Fig 4. Function of the Hsp31 family in stationary growth phase of cells.

(A) Pulse-chase analysis was done with exponentially-growing yeast cells expressing ΔssCL*myc. Cells were lysed at the indicated time points. Proteins were immunoprecipitated, separated by SDS-PAGE and analysed using a Phosphorimager (Storm 860; Molecular Dynamics) and the ImageQuant software (Amersham Biosciences). Plotted data represent the mean values of three independent experiments. Error bars represent the standard error of the mean. (B) Steady state analysis of the amount of the ΔssCL*myc substrate in stationary growth phase. Equal amounts of cells were harvested and cell lysates were subjected to SDS-PAGE followed by immunodetection using c-Myc antibody. As reference protein, 3-phosphoglycerate kinase (PGK) was used. (C) Solubility assays of the misfolded protein ΔssCL*myc expressed in the temperature-sensitive Hsp70 (Ssa) mutant strains Δssa2Δssa3Δssa4ssa1-45 ^ts and Δssa2Δssa3Δssa4ssa1-45 ^ts Δubr1. Cells were grown at 25°C before splitting into two halves. One half of the yeast culture was shifted to 37°C for 1 h prior to harvesting, lysis and fractionation into supernatant (S) and pellet (P) fractions. The total (T) fraction represents the precleared cell lysate. Exponentially growing cells were harvested at an OD₆₀₀ value of 1.0 whereas stationary cells were grown 3 days prior to temperature shift, cell lysis and fractionation. The different fractions were subjected to TCA precipitation prior to SDS-PAGE and immunoblotting using c-Myc antibody for substrate detection. PGK served as loading control and reference for a soluble protein. (D) Solubility assays were performed as described for Fig 4C. Strains defective in either Ubr1 or/and the Hsp31 chaperones were used in this assay. The cells were grown at 30°C and harvested either in exponential phase or stationary phase (72h growth), lysed and subjected to fractionation into supernatant (S) and pellet (P) fractions. The samples were subjected to TCA precipitation, SDS-PAGE and immunoblotting using c-Myc antibody. PGK served as loading control and reference for a soluble protein. (E) Growth tests were performed as described earlier. The used strains express the substrate ΔssCL*myc from a HIS3-marker-containing plasmid (pIA1). In addition, the strains were transformed either with the empty plasmid pRS426 containing a URA3 marker or a pRS426-based plasmid expressing functional histidine-tagged Ssa1 under control of the GPD promoter (pAM25).

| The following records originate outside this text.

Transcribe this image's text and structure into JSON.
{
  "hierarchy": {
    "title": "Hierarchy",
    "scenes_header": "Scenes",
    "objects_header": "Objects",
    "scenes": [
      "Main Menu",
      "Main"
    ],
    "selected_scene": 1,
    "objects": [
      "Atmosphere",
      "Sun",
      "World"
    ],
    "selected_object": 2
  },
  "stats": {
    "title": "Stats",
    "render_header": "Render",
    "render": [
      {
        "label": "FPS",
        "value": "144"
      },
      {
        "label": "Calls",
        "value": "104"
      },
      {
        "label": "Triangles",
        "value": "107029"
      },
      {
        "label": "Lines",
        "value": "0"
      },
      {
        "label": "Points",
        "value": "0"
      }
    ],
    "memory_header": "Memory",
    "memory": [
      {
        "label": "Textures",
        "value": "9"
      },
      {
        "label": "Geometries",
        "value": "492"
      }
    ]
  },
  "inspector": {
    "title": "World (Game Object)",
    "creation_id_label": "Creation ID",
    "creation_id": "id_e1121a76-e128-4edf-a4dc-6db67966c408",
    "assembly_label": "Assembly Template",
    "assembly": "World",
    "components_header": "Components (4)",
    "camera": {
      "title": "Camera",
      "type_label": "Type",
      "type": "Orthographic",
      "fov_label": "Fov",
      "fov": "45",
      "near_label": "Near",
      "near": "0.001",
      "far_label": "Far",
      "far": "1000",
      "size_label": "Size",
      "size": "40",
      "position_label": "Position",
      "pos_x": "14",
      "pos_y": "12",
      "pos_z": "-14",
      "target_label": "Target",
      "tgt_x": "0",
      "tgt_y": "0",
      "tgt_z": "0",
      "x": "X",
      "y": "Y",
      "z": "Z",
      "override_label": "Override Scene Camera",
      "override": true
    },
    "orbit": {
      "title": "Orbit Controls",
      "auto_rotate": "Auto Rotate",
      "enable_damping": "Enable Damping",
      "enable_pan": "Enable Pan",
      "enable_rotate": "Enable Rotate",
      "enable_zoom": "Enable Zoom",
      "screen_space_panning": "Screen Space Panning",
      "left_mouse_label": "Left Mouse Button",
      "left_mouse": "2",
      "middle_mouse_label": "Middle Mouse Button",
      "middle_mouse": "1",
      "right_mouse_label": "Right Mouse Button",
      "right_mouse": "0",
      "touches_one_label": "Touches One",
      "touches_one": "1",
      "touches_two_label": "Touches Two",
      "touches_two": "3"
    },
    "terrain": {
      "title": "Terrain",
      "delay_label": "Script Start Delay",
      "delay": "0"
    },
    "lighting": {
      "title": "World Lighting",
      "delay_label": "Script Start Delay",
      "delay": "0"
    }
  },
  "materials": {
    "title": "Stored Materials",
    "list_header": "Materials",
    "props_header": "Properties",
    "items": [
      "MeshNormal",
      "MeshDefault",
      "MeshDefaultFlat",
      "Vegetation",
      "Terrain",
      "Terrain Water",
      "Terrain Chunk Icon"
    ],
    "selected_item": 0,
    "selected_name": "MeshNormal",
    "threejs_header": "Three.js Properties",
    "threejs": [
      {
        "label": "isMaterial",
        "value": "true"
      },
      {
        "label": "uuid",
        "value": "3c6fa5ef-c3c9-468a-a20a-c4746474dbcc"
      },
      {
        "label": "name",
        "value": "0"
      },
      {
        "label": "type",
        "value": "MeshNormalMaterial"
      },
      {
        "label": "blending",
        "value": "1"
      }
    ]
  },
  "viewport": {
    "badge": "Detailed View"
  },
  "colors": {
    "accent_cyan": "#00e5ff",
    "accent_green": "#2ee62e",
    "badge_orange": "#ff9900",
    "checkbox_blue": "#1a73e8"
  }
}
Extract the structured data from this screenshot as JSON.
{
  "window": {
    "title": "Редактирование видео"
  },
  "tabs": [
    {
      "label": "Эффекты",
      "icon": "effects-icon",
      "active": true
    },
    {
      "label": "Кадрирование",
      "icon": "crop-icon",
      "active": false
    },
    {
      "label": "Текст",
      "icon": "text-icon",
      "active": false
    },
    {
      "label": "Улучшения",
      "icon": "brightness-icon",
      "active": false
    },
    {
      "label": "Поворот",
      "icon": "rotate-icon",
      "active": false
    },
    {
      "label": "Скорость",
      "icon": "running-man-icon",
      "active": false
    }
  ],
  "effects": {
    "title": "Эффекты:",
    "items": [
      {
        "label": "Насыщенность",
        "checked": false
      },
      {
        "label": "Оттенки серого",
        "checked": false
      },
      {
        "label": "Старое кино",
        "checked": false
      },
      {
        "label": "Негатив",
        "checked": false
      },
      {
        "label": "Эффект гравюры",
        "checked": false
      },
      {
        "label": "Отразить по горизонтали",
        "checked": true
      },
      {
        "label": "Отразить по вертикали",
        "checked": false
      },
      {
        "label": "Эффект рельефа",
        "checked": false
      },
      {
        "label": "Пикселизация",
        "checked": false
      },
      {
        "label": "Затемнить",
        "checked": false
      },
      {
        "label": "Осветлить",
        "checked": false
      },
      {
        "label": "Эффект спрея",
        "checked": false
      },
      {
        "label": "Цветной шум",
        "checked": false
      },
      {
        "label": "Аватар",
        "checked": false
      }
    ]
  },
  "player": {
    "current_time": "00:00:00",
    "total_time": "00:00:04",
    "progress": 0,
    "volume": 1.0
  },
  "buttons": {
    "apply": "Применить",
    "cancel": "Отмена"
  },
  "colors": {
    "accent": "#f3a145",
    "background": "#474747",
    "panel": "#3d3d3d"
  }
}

Fig 5. Diminishing vacuolar function or the oxidative stress response does not alter the dependency of the steady state level of ΔssCL*myc on the Hsp31 family.

(A) Growth tests were performed as described above using yeast strains carrying a PEP4 deletion. All strains were transformed with the plasmid pFE15 encoding the model substrate ΔssCL*myc. Medium lacking uracil served as control selecting only for the presence of the plasmid. (B) Yeast strains transformed with the plasmid pFE15 encoding ΔssCL*myc were used for the growth tests performed as described above. Yeast strains possessing the YAP1 gene were compared with YAP1 deletion strains. Defective growth of cells on plates containing 1.5 mM hydrogen peroxide served as verification for the absence of Yap1. Medium lacking uracil served as control for selection of cells carrying the plasmid pFE15.